|M.Sc Student||Grushko Carmi|
|Subject||Continuous Symmetries of Non-rigid Shapes|
|Department||Department of Computer Science||Supervisor||Professor Ron Kimmel|
|Full Thesis text|
Our world is known for its abundance of symmetric structures - in the fields of the animal kingdom, in astronomy, mathematics and chemistry, to name a few. The existence of symmetries in 3D shapes is of great interest when such applications as efficient storage, comparison and search are considered.
Traditionally, only symmetries which are a composition of rotations and reflections were studied. These symmetries, termed extrinsic, have limited use in non-rigid shapes, as they are easily lost when the shape is deformed. A different approach, treating 3D shapes as metric spaces, allows the definition of intrinsic symmetries, which offer a way for symmetry detection in deformable, non-rigid shapes.

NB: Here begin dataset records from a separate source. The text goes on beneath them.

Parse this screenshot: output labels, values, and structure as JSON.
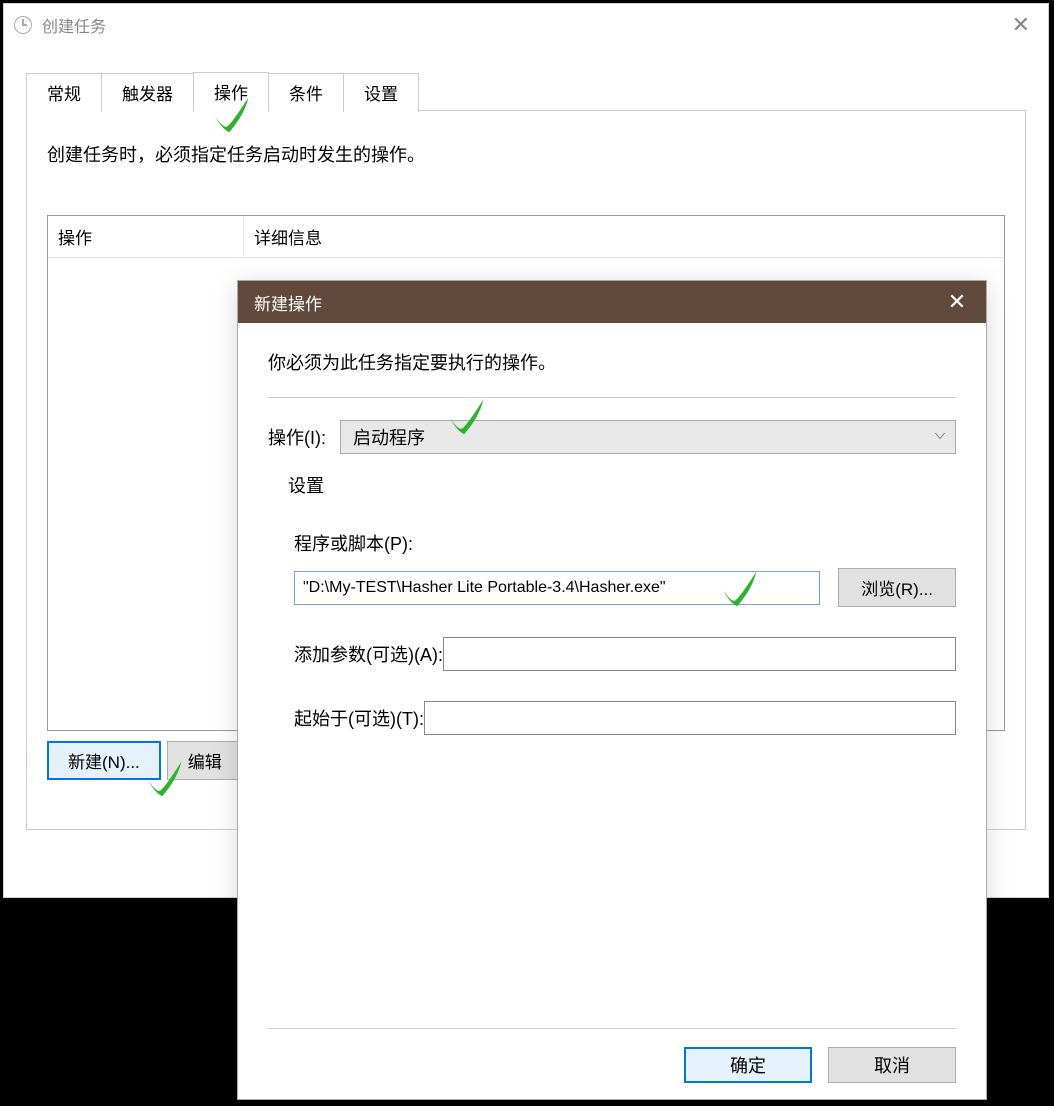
{
  "parent": {
    "title": "创建任务",
    "tabs": {
      "general": "常规",
      "triggers": "触发器",
      "actions": "操作",
      "conditions": "条件",
      "settings": "设置"
    },
    "desc": "创建任务时，必须指定任务启动时发生的操作。",
    "cols": {
      "action": "操作",
      "details": "详细信息"
    },
    "buttons": {
      "new": "新建(N)...",
      "edit": "编辑"
    }
  },
  "child": {
    "title": "新建操作",
    "desc": "你必须为此任务指定要执行的操作。",
    "action_label": "操作(I):",
    "action_value": "启动程序",
    "settings_label": "设置",
    "program_label": "程序或脚本(P):",
    "program_value": "\"D:\\My-TEST\\Hasher Lite Portable-3.4\\Hasher.exe\"",
    "browse": "浏览(R)...",
    "args_label": "添加参数(可选)(A):",
    "args_value": "",
    "startin_label": "起始于(可选)(T):",
    "startin_value": "",
    "ok": "确定",
    "cancel": "取消"
  }
}
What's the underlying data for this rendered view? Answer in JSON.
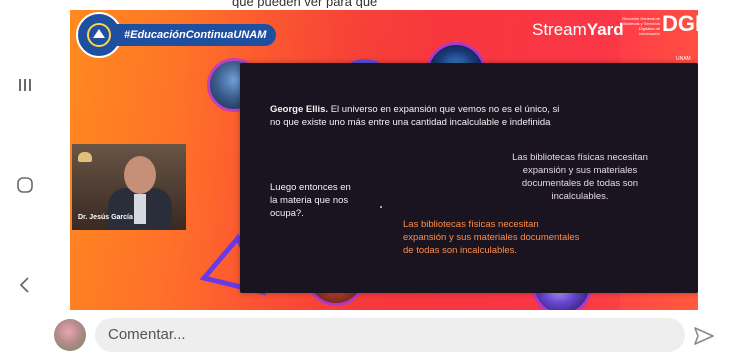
{
  "top_caption": "que pueden ver para que",
  "nav": {
    "recents_icon": "recent-apps-icon",
    "home_icon": "home-icon",
    "back_icon": "back-icon"
  },
  "stream": {
    "hashtag": "#EducaciónContinuaUNAM",
    "brand": "Stream",
    "brand_bold": "Yard",
    "dgb_text": "Dirección General de Bibliotecas y Servicios Digitales de Información",
    "dgb_logo": "DGB",
    "dgb_unam": "UNAM",
    "colors": {
      "orange": "#ff8a1f",
      "red": "#ff3d3d",
      "blue": "#1f4f9f",
      "slide_bg": "#1a1420"
    }
  },
  "slide": {
    "quote_author": "George Ellis.",
    "quote_body": " El universo en expansión que vemos no es el único, si no que existe uno más entre una cantidad incalculable e indefinida",
    "question": "Luego entonces en la materia que nos ocupa?.",
    "library_text_1": "Las bibliotecas físicas necesitan expansión y sus materiales documentales de todas son incalculables.",
    "library_text_2": "Las bibliotecas físicas necesitan expansión y sus materiales documentales de todas son incalculables."
  },
  "video_tile": {
    "speaker_name": "Dr. Jesús García"
  },
  "comment": {
    "placeholder": "Comentar...",
    "send_icon": "send-icon"
  }
}
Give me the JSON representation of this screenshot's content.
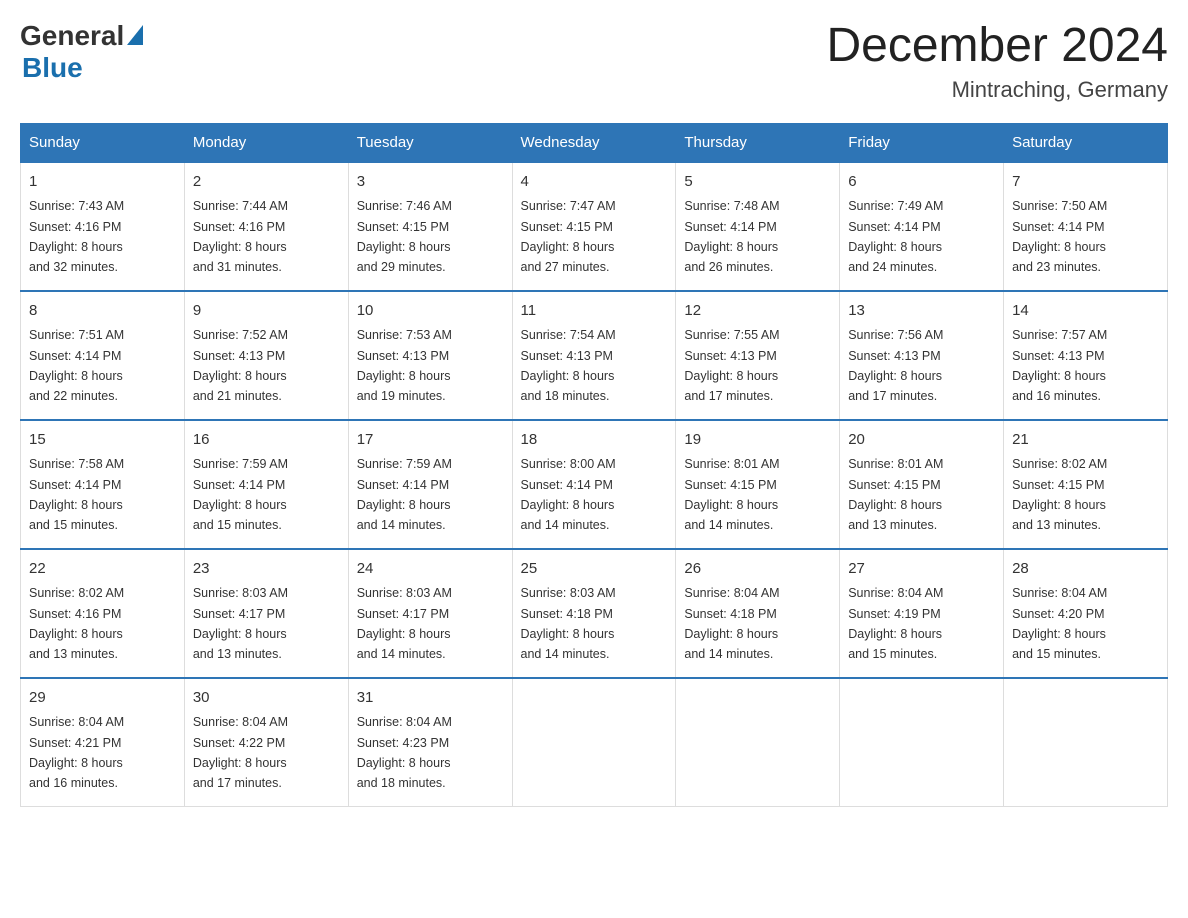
{
  "header": {
    "title": "December 2024",
    "subtitle": "Mintraching, Germany",
    "logo_general": "General",
    "logo_blue": "Blue"
  },
  "days_of_week": [
    "Sunday",
    "Monday",
    "Tuesday",
    "Wednesday",
    "Thursday",
    "Friday",
    "Saturday"
  ],
  "weeks": [
    [
      {
        "day": "1",
        "sunrise": "Sunrise: 7:43 AM",
        "sunset": "Sunset: 4:16 PM",
        "daylight": "Daylight: 8 hours",
        "daylight2": "and 32 minutes."
      },
      {
        "day": "2",
        "sunrise": "Sunrise: 7:44 AM",
        "sunset": "Sunset: 4:16 PM",
        "daylight": "Daylight: 8 hours",
        "daylight2": "and 31 minutes."
      },
      {
        "day": "3",
        "sunrise": "Sunrise: 7:46 AM",
        "sunset": "Sunset: 4:15 PM",
        "daylight": "Daylight: 8 hours",
        "daylight2": "and 29 minutes."
      },
      {
        "day": "4",
        "sunrise": "Sunrise: 7:47 AM",
        "sunset": "Sunset: 4:15 PM",
        "daylight": "Daylight: 8 hours",
        "daylight2": "and 27 minutes."
      },
      {
        "day": "5",
        "sunrise": "Sunrise: 7:48 AM",
        "sunset": "Sunset: 4:14 PM",
        "daylight": "Daylight: 8 hours",
        "daylight2": "and 26 minutes."
      },
      {
        "day": "6",
        "sunrise": "Sunrise: 7:49 AM",
        "sunset": "Sunset: 4:14 PM",
        "daylight": "Daylight: 8 hours",
        "daylight2": "and 24 minutes."
      },
      {
        "day": "7",
        "sunrise": "Sunrise: 7:50 AM",
        "sunset": "Sunset: 4:14 PM",
        "daylight": "Daylight: 8 hours",
        "daylight2": "and 23 minutes."
      }
    ],
    [
      {
        "day": "8",
        "sunrise": "Sunrise: 7:51 AM",
        "sunset": "Sunset: 4:14 PM",
        "daylight": "Daylight: 8 hours",
        "daylight2": "and 22 minutes."
      },
      {
        "day": "9",
        "sunrise": "Sunrise: 7:52 AM",
        "sunset": "Sunset: 4:13 PM",
        "daylight": "Daylight: 8 hours",
        "daylight2": "and 21 minutes."
      },
      {
        "day": "10",
        "sunrise": "Sunrise: 7:53 AM",
        "sunset": "Sunset: 4:13 PM",
        "daylight": "Daylight: 8 hours",
        "daylight2": "and 19 minutes."
      },
      {
        "day": "11",
        "sunrise": "Sunrise: 7:54 AM",
        "sunset": "Sunset: 4:13 PM",
        "daylight": "Daylight: 8 hours",
        "daylight2": "and 18 minutes."
      },
      {
        "day": "12",
        "sunrise": "Sunrise: 7:55 AM",
        "sunset": "Sunset: 4:13 PM",
        "daylight": "Daylight: 8 hours",
        "daylight2": "and 17 minutes."
      },
      {
        "day": "13",
        "sunrise": "Sunrise: 7:56 AM",
        "sunset": "Sunset: 4:13 PM",
        "daylight": "Daylight: 8 hours",
        "daylight2": "and 17 minutes."
      },
      {
        "day": "14",
        "sunrise": "Sunrise: 7:57 AM",
        "sunset": "Sunset: 4:13 PM",
        "daylight": "Daylight: 8 hours",
        "daylight2": "and 16 minutes."
      }
    ],
    [
      {
        "day": "15",
        "sunrise": "Sunrise: 7:58 AM",
        "sunset": "Sunset: 4:14 PM",
        "daylight": "Daylight: 8 hours",
        "daylight2": "and 15 minutes."
      },
      {
        "day": "16",
        "sunrise": "Sunrise: 7:59 AM",
        "sunset": "Sunset: 4:14 PM",
        "daylight": "Daylight: 8 hours",
        "daylight2": "and 15 minutes."
      },
      {
        "day": "17",
        "sunrise": "Sunrise: 7:59 AM",
        "sunset": "Sunset: 4:14 PM",
        "daylight": "Daylight: 8 hours",
        "daylight2": "and 14 minutes."
      },
      {
        "day": "18",
        "sunrise": "Sunrise: 8:00 AM",
        "sunset": "Sunset: 4:14 PM",
        "daylight": "Daylight: 8 hours",
        "daylight2": "and 14 minutes."
      },
      {
        "day": "19",
        "sunrise": "Sunrise: 8:01 AM",
        "sunset": "Sunset: 4:15 PM",
        "daylight": "Daylight: 8 hours",
        "daylight2": "and 14 minutes."
      },
      {
        "day": "20",
        "sunrise": "Sunrise: 8:01 AM",
        "sunset": "Sunset: 4:15 PM",
        "daylight": "Daylight: 8 hours",
        "daylight2": "and 13 minutes."
      },
      {
        "day": "21",
        "sunrise": "Sunrise: 8:02 AM",
        "sunset": "Sunset: 4:15 PM",
        "daylight": "Daylight: 8 hours",
        "daylight2": "and 13 minutes."
      }
    ],
    [
      {
        "day": "22",
        "sunrise": "Sunrise: 8:02 AM",
        "sunset": "Sunset: 4:16 PM",
        "daylight": "Daylight: 8 hours",
        "daylight2": "and 13 minutes."
      },
      {
        "day": "23",
        "sunrise": "Sunrise: 8:03 AM",
        "sunset": "Sunset: 4:17 PM",
        "daylight": "Daylight: 8 hours",
        "daylight2": "and 13 minutes."
      },
      {
        "day": "24",
        "sunrise": "Sunrise: 8:03 AM",
        "sunset": "Sunset: 4:17 PM",
        "daylight": "Daylight: 8 hours",
        "daylight2": "and 14 minutes."
      },
      {
        "day": "25",
        "sunrise": "Sunrise: 8:03 AM",
        "sunset": "Sunset: 4:18 PM",
        "daylight": "Daylight: 8 hours",
        "daylight2": "and 14 minutes."
      },
      {
        "day": "26",
        "sunrise": "Sunrise: 8:04 AM",
        "sunset": "Sunset: 4:18 PM",
        "daylight": "Daylight: 8 hours",
        "daylight2": "and 14 minutes."
      },
      {
        "day": "27",
        "sunrise": "Sunrise: 8:04 AM",
        "sunset": "Sunset: 4:19 PM",
        "daylight": "Daylight: 8 hours",
        "daylight2": "and 15 minutes."
      },
      {
        "day": "28",
        "sunrise": "Sunrise: 8:04 AM",
        "sunset": "Sunset: 4:20 PM",
        "daylight": "Daylight: 8 hours",
        "daylight2": "and 15 minutes."
      }
    ],
    [
      {
        "day": "29",
        "sunrise": "Sunrise: 8:04 AM",
        "sunset": "Sunset: 4:21 PM",
        "daylight": "Daylight: 8 hours",
        "daylight2": "and 16 minutes."
      },
      {
        "day": "30",
        "sunrise": "Sunrise: 8:04 AM",
        "sunset": "Sunset: 4:22 PM",
        "daylight": "Daylight: 8 hours",
        "daylight2": "and 17 minutes."
      },
      {
        "day": "31",
        "sunrise": "Sunrise: 8:04 AM",
        "sunset": "Sunset: 4:23 PM",
        "daylight": "Daylight: 8 hours",
        "daylight2": "and 18 minutes."
      },
      {
        "day": "",
        "sunrise": "",
        "sunset": "",
        "daylight": "",
        "daylight2": ""
      },
      {
        "day": "",
        "sunrise": "",
        "sunset": "",
        "daylight": "",
        "daylight2": ""
      },
      {
        "day": "",
        "sunrise": "",
        "sunset": "",
        "daylight": "",
        "daylight2": ""
      },
      {
        "day": "",
        "sunrise": "",
        "sunset": "",
        "daylight": "",
        "daylight2": ""
      }
    ]
  ]
}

In this thesis we present a method to compute intrinsic, continuous symmetries of 3D shapes, based on a general-purpose isometry-finding algorithm. We further explore non-Euclidean intrinsic continuous symmetries, and in particular, we demonstrate an algorithm for the detection of affine-invariant intrinsic continuous symmetry.
Finally, we develop an efficient algorithm to solve dense, low-dimensional linear min-max problems, which directly improves the performance of the previously mentioned general-purpose isometry-finding algorithm.